エピローグ「それでも、愛は拳より強くて」

【ジュリアとイヴ】


 シスターズ・ジム本部は、かつてない被害を受けた。


 聖水はすべて下水へ流され、グローブは灰となり、シスターたちは誇りまで脱ぎ捨てた。

 悪魔の呪縛が解けた今、シスターたちはようやく我に返り、呆然と立ち尽くしていた。


 


「さて……地獄の始まりですよ」


 


 ジャージ姿のジュリアが、仁王立ちで告げた。


 彼女が最初に向き合ったのは、イヴだった。


 


「貴女は、信仰は不真面目、教典も暗記してない、リリリリスに頼ってばかりで、ボクシングの基礎もできてません」


 


「いやそれ、今さら言う……?」


 


「全部、鍛え直します。覚悟しなさい」


 


 ジュリアはミットを掲げる。


「さあ、“ミット打ちしながら教典の暗記テスト”ですよ。間違えたら腹パン。文字通り、肝に刻み込ませてあげます」


 


 数分後、イヴは汗だくで床に倒れ込んでいた。


 


「……アンタが一番の悪魔だろ……」


 


 それでも、彼女は笑っていた。


 叱るジュリアがいて、励ますシスターたちがいて。ここには、自分の居場所がある。


 「信じる神が違っても、家族だ」と言ってくれた誰かがいた。


 


 だから今日も、ボロボロの腹を抱えながら、イヴは拳を握る。


 


「……ったく……やってやんよ……家族だろ、私たち」


 


 


【メイとパウロ】


 長かった戦いが終わり、屋敷には静寂が戻っていた。


 変わったことといえば──


 


「パウロ様、今夜は“わたくし”から抱きついてもいいですわよね?」


 


 妻がちょっと積極的になったくらいだ。


 それに対して──


 


「え? えっと、うん……ま、まぁ、いいよ……!」


 


 パウロの方も、まんざらでもなさそうだった。なんだか最近、頼られるのも、押されるのも悪くないと思ってしまっている。

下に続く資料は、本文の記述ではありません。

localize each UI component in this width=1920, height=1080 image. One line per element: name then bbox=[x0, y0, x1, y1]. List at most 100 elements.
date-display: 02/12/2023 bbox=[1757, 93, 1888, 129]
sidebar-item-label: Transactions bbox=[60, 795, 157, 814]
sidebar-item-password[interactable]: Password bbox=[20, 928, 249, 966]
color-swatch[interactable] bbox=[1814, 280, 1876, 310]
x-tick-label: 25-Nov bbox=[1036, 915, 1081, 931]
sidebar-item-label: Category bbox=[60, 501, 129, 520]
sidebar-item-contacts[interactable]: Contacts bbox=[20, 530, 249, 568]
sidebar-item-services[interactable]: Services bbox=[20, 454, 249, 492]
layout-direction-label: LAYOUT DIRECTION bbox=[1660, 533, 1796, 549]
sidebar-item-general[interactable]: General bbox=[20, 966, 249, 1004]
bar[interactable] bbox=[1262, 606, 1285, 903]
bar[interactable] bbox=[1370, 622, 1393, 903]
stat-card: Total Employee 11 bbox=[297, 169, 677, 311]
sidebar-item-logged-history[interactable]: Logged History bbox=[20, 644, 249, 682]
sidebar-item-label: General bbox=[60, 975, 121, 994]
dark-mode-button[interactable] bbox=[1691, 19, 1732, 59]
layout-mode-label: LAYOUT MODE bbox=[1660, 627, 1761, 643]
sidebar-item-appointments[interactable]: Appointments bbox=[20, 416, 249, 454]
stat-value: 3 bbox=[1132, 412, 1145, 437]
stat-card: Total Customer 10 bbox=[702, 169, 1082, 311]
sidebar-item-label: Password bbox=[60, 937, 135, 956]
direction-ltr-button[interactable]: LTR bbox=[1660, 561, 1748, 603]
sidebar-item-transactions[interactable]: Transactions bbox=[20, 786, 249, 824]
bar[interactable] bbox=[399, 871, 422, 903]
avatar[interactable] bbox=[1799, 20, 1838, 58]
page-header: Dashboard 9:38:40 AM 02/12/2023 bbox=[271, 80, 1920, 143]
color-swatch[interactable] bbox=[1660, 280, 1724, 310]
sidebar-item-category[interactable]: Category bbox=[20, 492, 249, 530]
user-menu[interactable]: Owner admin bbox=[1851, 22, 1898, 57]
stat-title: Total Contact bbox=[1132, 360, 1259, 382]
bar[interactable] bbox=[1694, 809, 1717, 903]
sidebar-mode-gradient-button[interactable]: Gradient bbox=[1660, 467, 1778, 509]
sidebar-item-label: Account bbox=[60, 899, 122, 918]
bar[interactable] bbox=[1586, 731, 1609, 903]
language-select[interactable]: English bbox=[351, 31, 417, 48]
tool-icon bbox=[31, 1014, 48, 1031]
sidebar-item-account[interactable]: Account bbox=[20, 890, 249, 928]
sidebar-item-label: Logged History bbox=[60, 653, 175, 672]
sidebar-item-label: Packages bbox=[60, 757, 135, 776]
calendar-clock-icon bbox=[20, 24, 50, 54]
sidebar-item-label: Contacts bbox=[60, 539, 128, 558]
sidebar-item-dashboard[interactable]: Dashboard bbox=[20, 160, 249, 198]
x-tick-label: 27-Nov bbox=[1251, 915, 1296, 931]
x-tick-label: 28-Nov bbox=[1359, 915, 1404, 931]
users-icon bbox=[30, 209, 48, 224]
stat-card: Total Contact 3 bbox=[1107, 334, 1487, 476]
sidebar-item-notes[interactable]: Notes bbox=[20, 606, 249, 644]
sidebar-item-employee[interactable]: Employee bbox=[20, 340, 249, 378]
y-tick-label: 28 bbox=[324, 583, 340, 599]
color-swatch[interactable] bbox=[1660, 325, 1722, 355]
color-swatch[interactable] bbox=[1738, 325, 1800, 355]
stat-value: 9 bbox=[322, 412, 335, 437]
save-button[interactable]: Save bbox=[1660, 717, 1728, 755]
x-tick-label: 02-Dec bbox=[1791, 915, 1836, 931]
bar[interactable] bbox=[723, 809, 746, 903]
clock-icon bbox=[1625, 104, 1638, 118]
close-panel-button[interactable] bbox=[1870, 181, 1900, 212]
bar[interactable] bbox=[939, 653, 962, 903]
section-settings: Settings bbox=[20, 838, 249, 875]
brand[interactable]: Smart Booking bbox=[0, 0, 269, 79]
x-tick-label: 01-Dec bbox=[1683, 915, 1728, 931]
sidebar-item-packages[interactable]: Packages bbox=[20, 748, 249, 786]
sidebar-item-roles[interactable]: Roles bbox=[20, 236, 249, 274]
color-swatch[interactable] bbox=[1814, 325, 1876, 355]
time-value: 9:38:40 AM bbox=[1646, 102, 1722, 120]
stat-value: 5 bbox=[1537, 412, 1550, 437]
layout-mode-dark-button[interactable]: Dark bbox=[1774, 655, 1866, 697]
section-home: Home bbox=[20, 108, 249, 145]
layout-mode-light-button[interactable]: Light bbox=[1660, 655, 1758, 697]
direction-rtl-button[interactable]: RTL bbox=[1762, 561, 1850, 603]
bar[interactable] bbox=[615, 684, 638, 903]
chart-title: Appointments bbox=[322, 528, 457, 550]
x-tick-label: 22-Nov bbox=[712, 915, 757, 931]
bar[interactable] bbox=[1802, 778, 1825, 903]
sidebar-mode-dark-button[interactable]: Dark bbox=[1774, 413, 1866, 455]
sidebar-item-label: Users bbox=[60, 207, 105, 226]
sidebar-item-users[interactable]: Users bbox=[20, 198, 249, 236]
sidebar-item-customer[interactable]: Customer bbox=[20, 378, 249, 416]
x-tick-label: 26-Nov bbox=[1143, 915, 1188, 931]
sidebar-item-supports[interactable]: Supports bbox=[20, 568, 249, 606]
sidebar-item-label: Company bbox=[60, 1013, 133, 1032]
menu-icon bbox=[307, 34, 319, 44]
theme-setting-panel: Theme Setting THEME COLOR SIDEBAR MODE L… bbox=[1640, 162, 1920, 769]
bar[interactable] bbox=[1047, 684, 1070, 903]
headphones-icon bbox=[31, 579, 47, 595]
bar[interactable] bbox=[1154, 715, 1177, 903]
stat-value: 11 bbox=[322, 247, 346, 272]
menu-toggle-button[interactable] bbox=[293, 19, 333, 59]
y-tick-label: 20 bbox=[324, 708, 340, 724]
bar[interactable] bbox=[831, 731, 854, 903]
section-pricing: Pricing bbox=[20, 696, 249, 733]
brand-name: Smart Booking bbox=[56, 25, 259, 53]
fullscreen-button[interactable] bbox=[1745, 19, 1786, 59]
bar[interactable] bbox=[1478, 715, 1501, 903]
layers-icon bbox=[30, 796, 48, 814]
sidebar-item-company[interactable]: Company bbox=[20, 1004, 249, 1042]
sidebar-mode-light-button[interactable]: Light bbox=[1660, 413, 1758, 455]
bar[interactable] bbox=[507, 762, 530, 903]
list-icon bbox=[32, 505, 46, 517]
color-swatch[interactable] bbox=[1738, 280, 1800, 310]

 ──もしかするとあの一件で、少しばかり性癖が歪んだのかもしれない。


 


 ある晩、二人で庭を眺めながら、パウロがぽつりと口にする。


 


「……ペルフェコールとリリリリス、地獄に帰ったのかな。それとも……消えてしまったのかな」


 


 メイは思わずくすりと笑ってしまう。


 


「あら、悪魔の心配なんてしてるんですの?」


 


 パウロは首を横に振った。


 


「違うよ。ただ……もし彼らがどこかで生まれ変わることがあったらさ。

 今度は、誰かを不幸にするんじゃなくて──幸せになってほしいって思っただけ」


 


 


 メイはそっと、パウロの手を取った。


 


「……彼らは誇っていましたわね。永遠に変わらない愛を」


「うん」


「でも、それってつまらないものですわ。だって、“変わらない”ってことは、進まないってことですもの」


 


 彼女の指が、パウロの手を強く握る。


 


「人間の夫婦は、すれ違いますわ。誤解して、喧嘩して、時には口もきかなくなる。でも──」


 


 微笑んで、目を閉じる。


 


「何度だって、仲直りできる」


 


 


 言葉の一つひとつに、確かな想いが込められていた。


 それがどれほど尊いことか、悪魔たちは知らなかった。


 


「だからこそ、今この瞬間の幸せを……わたくしは、何より大切にしたいのですわ」


 


「……うん、俺も」


 


 唇と唇が触れ合い、小さなぬくもりが伝わった。


 たとえ明日、またすれ違っても──

 この温もりがあれば、二人は何度でも、やり直せる。


 


 


 ボロボロになっても、なお立ち上がる人間の強さ。

 その拳にこそ、祓えぬ悪魔などいない。


 


 


 ──これが、彼女たちの物語。


 


 


人妻と筋肉メイドと悪魔憑き──完。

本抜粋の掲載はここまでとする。